Worst-Case Impact Assessment of Multi-Alarm Stealth Attacks Against Control Systems with CUSUM-Based Anomaly Detection

Manipulating sensor data can deceive cyber-physical systems (CPSs), leading to hazardous conditions in physical plants. An Anomaly Detection System (ADS) like CUSUM detects ongoing attacks by comparing sensor signals with those generated by a model. However, physics-based methods are threshold-based, which can result in both false positives and undetectable attacks. This can lead to undetected attacks impacting the system state and potentially causing large deviations from the desired behavior. In this paper, we introduce a metric called transparency that uniquely quantifies the effectiveness of an ADS in terms of its ability to prevent state deviation. While existing research focuses on designing optimal zero-alarm stealth attacks, we address the challenge of detecting more sophisticated multi-alarm attacks that generate alarms at a rate comparable to the system noise.

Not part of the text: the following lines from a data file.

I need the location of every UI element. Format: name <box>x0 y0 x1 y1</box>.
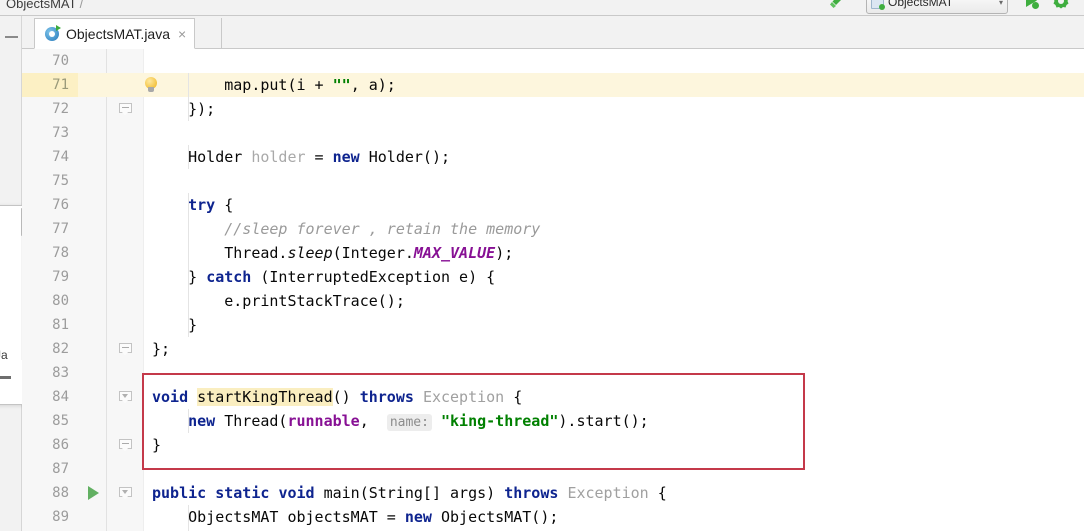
code-line[interactable]: 83 <box>22 361 1084 385</box>
editor-tab-objectsmat-java[interactable]: ObjectsMAT.java × <box>34 18 196 49</box>
code-line[interactable]: 84 void startKingThread() throws Exceptio… <box>22 385 1084 409</box>
line-number[interactable]: 83 <box>22 361 78 385</box>
breadcrumb[interactable]: ObjectsMAT / <box>6 0 86 11</box>
popup-path-text: es\Ja <box>0 348 8 362</box>
code-line[interactable]: 77 //sleep forever , retain the memory <box>22 217 1084 241</box>
code-line[interactable]: 81 } <box>22 313 1084 337</box>
code-line[interactable]: 73 <box>22 121 1084 145</box>
indent-guide <box>188 217 189 241</box>
breadcrumb-separator: / <box>79 0 84 11</box>
chevron-down-icon: ▾ <box>998 0 1003 7</box>
breadcrumb-project: ObjectsMAT <box>6 0 77 11</box>
code-text[interactable]: new Thread(runnable, name: "king-thread"… <box>152 409 649 433</box>
code-line[interactable]: 87 <box>22 457 1084 481</box>
code-line[interactable]: 70 <box>22 49 1084 73</box>
indent-guide <box>188 241 189 265</box>
line-number[interactable]: 87 <box>22 457 78 481</box>
code-text[interactable]: } catch (InterruptedException e) { <box>152 265 495 289</box>
close-icon[interactable]: × <box>178 27 186 41</box>
line-number[interactable]: 79 <box>22 265 78 289</box>
code-line[interactable]: 85 new Thread(runnable, name: "king-thre… <box>22 409 1084 433</box>
code-editor[interactable]: 70 71 map.put(i + "", a); 72 }); 73 74 Holde… <box>22 49 1084 531</box>
code-text[interactable]: //sleep forever , retain the memory <box>152 217 540 241</box>
code-text[interactable]: } <box>152 433 161 457</box>
tab-bar-empty-area <box>221 18 1084 49</box>
indent-guide <box>188 505 189 529</box>
code-text[interactable]: }; <box>152 337 170 361</box>
indent-guide <box>188 265 189 289</box>
code-line[interactable]: 76 try { <box>22 193 1084 217</box>
line-number[interactable]: 89 <box>22 505 78 529</box>
line-number[interactable]: 75 <box>22 169 78 193</box>
code-line[interactable]: 75 <box>22 169 1084 193</box>
line-number[interactable]: 82 <box>22 337 78 361</box>
ide-window: ObjectsMAT / ObjectsMAT ▾ a ObjectsMAT.j… <box>0 0 1084 531</box>
line-number[interactable]: 72 <box>22 97 78 121</box>
line-number[interactable]: 84 <box>22 385 78 409</box>
line-number[interactable]: 88 <box>22 481 78 505</box>
code-text[interactable]: public static void main(String[] args) t… <box>152 481 667 505</box>
line-number[interactable]: 81 <box>22 313 78 337</box>
line-number[interactable]: 85 <box>22 409 78 433</box>
gear-icon[interactable] <box>1052 0 1070 10</box>
editor-tab-bar: ObjectsMAT.java × <box>22 16 1084 49</box>
code-text[interactable]: ObjectsMAT objectsMAT = new ObjectsMAT()… <box>152 505 558 529</box>
line-number[interactable]: 76 <box>22 193 78 217</box>
tab-title: ObjectsMAT.java <box>66 25 170 42</box>
code-line-list: 70 71 map.put(i + "", a); 72 }); 73 74 Holde… <box>22 49 1084 531</box>
indent-guide <box>188 73 189 97</box>
fold-collapse-icon[interactable] <box>114 337 136 361</box>
indent-guide <box>188 289 189 313</box>
popup-divider <box>0 376 11 379</box>
code-line[interactable]: 80 e.printStackTrace(); <box>22 289 1084 313</box>
code-line[interactable]: 71 map.put(i + "", a); <box>22 73 1084 97</box>
minimize-button[interactable] <box>4 30 19 44</box>
line-number[interactable]: 70 <box>22 49 78 73</box>
line-number[interactable]: 73 <box>22 121 78 145</box>
fold-expand-icon[interactable] <box>114 385 136 409</box>
indent-guide <box>188 145 189 169</box>
run-gutter-icon[interactable] <box>82 481 104 505</box>
line-number[interactable]: 74 <box>22 145 78 169</box>
line-number[interactable]: 77 <box>22 217 78 241</box>
fold-expand-icon[interactable] <box>114 481 136 505</box>
line-number[interactable]: 71 <box>22 73 78 97</box>
run-icon[interactable] <box>1022 0 1040 10</box>
indent-guide <box>188 409 189 433</box>
line-number[interactable]: 86 <box>22 433 78 457</box>
top-toolbar-strip: ObjectsMAT / ObjectsMAT ▾ <box>0 0 1084 16</box>
code-text[interactable]: } <box>152 313 197 337</box>
run-config-label: ObjectsMAT <box>888 0 954 9</box>
indent-guide <box>188 313 189 337</box>
wrench-icon[interactable] <box>828 0 846 10</box>
code-text[interactable]: e.printStackTrace(); <box>152 289 405 313</box>
java-class-runnable-icon <box>45 25 61 41</box>
code-line[interactable]: 82}; <box>22 337 1084 361</box>
code-text[interactable]: Thread.sleep(Integer.MAX_VALUE); <box>152 241 513 265</box>
code-line[interactable]: 79 } catch (InterruptedException e) { <box>22 265 1084 289</box>
fold-collapse-icon[interactable] <box>114 433 136 457</box>
run-configuration-selector[interactable]: ObjectsMAT ▾ <box>866 0 1008 14</box>
code-line[interactable]: 86} <box>22 433 1084 457</box>
indent-guide <box>188 193 189 217</box>
fold-collapse-icon[interactable] <box>114 97 136 121</box>
code-text[interactable]: }); <box>152 97 215 121</box>
code-line[interactable]: 72 }); <box>22 97 1084 121</box>
code-line[interactable]: 74 Holder holder = new Holder(); <box>22 145 1084 169</box>
indent-guide <box>188 97 189 121</box>
run-config-icon <box>871 0 885 10</box>
line-number[interactable]: 78 <box>22 241 78 265</box>
code-text[interactable]: void startKingThread() throws Exception … <box>152 385 522 409</box>
code-text[interactable]: try { <box>152 193 233 217</box>
code-text[interactable]: Holder holder = new Holder(); <box>152 145 450 169</box>
code-line[interactable]: 88 public static void main(String[] args)… <box>22 481 1084 505</box>
line-number[interactable]: 80 <box>22 289 78 313</box>
code-line[interactable]: 78 Thread.sleep(Integer.MAX_VALUE); <box>22 241 1084 265</box>
code-line[interactable]: 89 ObjectsMAT objectsMAT = new ObjectsMA… <box>22 505 1084 529</box>
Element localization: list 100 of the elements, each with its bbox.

Through our analysis, we identify the conditions that require the inclusion of multi-alarm scenarios in worst-case impact assessments. We also propose an optimization problem designed to identify multi-alarm attacks by relaxing the constraints of a zero-alarm attack problem. Our findings reveal that multialarm attacks can cause a more significant state deviation than zero-alarm attacks, emphasizing their critical importance in the security analysis of control systems.